Why People Don't Believe Me When I Speak Of My Mental Illness

Photo Credit to: Sybil Liberty 

Photo Credit to: Sybil Liberty 

Written by: Ros

Apparently I am a Zen individual.

I have been told that I seem like someone that has never experienced heartache or any pain. Perhaps I emit some form of peace, because everyone has the impression that my life is perfect.

It is my fault that people have this impression of me because I always act like I am okay. I smile during situations in which most people would cry. I withdraw when people present me with emotions that I cannot process without showing some form of distress. I hide behind pleasantries and try not to make anyone feel uncomfortable. I hide the fact that I take medication- or what happens when I don’t take it.

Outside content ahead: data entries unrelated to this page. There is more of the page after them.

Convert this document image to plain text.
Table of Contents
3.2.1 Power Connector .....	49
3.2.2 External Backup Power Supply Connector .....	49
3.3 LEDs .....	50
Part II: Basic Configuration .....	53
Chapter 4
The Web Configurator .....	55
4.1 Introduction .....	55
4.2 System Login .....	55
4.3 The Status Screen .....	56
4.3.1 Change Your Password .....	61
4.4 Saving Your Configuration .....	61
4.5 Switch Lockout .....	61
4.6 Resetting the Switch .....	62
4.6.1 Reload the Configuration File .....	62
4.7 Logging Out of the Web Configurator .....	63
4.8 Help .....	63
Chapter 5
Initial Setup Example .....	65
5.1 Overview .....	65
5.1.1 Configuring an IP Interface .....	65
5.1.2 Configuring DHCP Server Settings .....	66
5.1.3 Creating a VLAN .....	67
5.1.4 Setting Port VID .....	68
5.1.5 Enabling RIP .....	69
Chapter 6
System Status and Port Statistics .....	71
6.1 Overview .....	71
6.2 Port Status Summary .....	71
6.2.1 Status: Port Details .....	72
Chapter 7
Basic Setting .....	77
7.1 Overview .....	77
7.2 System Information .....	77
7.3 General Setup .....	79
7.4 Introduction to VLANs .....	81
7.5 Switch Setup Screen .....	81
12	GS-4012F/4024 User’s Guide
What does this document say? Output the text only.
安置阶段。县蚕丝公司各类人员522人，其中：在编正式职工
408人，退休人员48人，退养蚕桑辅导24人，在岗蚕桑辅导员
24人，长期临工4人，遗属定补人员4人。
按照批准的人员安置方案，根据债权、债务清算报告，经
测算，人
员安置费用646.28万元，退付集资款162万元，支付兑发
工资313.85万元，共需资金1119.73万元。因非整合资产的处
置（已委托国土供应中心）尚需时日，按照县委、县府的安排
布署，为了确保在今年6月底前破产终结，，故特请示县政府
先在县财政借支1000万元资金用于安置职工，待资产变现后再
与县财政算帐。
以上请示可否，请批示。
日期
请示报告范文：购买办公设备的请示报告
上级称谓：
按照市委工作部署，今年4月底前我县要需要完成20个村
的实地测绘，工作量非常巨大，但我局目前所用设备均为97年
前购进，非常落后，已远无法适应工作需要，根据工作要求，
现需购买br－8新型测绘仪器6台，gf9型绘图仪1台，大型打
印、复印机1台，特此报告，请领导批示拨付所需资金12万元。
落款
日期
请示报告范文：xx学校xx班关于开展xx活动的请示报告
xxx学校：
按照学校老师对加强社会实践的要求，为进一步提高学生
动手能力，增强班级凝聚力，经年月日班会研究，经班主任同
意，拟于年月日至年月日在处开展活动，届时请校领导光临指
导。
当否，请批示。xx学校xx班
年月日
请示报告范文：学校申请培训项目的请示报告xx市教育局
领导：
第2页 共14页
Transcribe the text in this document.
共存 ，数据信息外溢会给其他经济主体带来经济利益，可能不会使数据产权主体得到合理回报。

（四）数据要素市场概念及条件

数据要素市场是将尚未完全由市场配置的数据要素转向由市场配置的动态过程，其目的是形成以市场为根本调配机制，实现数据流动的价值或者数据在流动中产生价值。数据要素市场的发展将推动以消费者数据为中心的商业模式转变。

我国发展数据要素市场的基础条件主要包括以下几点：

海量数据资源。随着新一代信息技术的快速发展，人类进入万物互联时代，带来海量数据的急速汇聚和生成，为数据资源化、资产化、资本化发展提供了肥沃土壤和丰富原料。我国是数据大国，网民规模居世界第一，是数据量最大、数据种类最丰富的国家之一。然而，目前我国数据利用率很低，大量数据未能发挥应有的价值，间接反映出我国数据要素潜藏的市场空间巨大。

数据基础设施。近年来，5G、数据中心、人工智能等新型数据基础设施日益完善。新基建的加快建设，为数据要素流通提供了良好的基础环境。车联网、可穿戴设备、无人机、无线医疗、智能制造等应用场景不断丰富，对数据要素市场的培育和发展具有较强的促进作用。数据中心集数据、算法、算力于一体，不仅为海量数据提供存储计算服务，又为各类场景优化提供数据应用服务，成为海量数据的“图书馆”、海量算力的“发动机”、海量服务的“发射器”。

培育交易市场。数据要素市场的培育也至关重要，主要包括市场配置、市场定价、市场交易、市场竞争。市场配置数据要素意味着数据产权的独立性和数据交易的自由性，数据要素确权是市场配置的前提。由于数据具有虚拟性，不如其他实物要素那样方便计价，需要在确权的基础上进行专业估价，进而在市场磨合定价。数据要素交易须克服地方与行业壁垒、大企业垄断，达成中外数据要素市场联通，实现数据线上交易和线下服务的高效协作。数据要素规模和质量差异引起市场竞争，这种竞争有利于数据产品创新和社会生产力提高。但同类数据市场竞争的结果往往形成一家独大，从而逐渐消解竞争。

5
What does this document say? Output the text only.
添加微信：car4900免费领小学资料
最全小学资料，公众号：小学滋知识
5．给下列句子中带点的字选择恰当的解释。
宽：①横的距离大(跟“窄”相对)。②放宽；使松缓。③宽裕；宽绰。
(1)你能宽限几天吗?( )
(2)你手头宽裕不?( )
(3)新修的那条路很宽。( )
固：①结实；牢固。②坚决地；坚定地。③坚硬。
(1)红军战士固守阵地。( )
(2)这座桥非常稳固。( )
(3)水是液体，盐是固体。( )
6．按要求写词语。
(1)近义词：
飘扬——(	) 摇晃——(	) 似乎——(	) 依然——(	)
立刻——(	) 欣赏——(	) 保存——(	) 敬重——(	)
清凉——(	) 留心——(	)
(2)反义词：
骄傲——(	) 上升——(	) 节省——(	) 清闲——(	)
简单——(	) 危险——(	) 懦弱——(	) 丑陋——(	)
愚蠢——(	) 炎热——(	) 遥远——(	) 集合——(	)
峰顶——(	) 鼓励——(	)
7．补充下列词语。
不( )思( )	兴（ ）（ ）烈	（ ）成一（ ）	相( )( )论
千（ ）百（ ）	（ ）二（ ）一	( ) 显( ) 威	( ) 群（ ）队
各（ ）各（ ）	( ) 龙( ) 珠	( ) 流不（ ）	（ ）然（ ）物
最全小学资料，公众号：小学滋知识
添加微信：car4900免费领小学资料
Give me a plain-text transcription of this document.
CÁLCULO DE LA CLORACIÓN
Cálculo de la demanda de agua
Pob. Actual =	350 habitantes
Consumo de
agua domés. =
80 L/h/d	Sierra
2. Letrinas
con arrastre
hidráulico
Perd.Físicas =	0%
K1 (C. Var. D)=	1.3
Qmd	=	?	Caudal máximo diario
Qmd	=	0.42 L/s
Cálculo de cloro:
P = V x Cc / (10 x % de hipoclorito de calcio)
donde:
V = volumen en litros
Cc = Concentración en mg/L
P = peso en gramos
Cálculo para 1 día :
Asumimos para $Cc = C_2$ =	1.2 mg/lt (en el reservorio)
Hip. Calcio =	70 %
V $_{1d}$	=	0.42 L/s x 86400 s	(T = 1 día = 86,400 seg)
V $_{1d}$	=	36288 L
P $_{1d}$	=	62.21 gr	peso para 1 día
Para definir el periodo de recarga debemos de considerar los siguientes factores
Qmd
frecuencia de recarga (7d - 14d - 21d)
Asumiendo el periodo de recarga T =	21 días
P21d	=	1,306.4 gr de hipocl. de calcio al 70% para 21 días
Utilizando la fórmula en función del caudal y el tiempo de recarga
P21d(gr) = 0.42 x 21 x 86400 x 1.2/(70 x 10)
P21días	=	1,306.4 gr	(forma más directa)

I don’t tell people from the onset that I have bipolar disorder because I fear what they might say.

I am afraid because of the reactions that I have received in the past. A lady I thought was a friend told me that people with mental illnesses are weak. Her reasoning was that everyone goes through pain, so those living with mental illnesses have no reason to break. An ex-boyfriend, who was a medical student, laughed and told me mental illnesses do not exist; that they were created to make the weak feel less sorry for themselves.

My family can’t even say the word “mental illness” and often refer to the bipolar disorder as a simple “illness”. They talk about the taboo of mental illness very rarely, almost hoping that it goes away. The idea that mental illness is hereditary is ignored, leaving me to feel like an isolated case. Many feel like I am cold and disconnected because I do not involve myself in family politics. Few take the time to realize that I feel like the black sheep that nobody wanted, but were forced to tolerate.

My friends read my writing, but they never hear me talk about the pain that fills the pages of my posts. They read about the distress and uncertainty, but are always greeted by a smiling face. They do not wonder why I never come to events or cancel at the last moment. Perhaps they think I am selective or simply do not care about spending time together. They read about the social anxiety and shyness, but are often confronted by a girl that loves to talk about anything and everything.

People at work say I am strict and capable. They see a young lady that walks through the doors at 8 am and does her work without question. They don’t see the constant fatigue or the naps in the toilet cubicles. They think I am unwilling to communicate with those around me, but they do not see that I am unable to do small talk out of fear of saying something wrong.

People don’t believe me when I speak of my mental illness because I appear “perfectly normal”.  They do not get to witness the daily battle with suicidal thoughts. They are absent when I cry myself to sleep on days I should be happy. They feel like I’m being fun when I engage in reckless behavior. People do not see how I am unsure of who I truly am, because for so long my diagnosis has eclipsed my personality.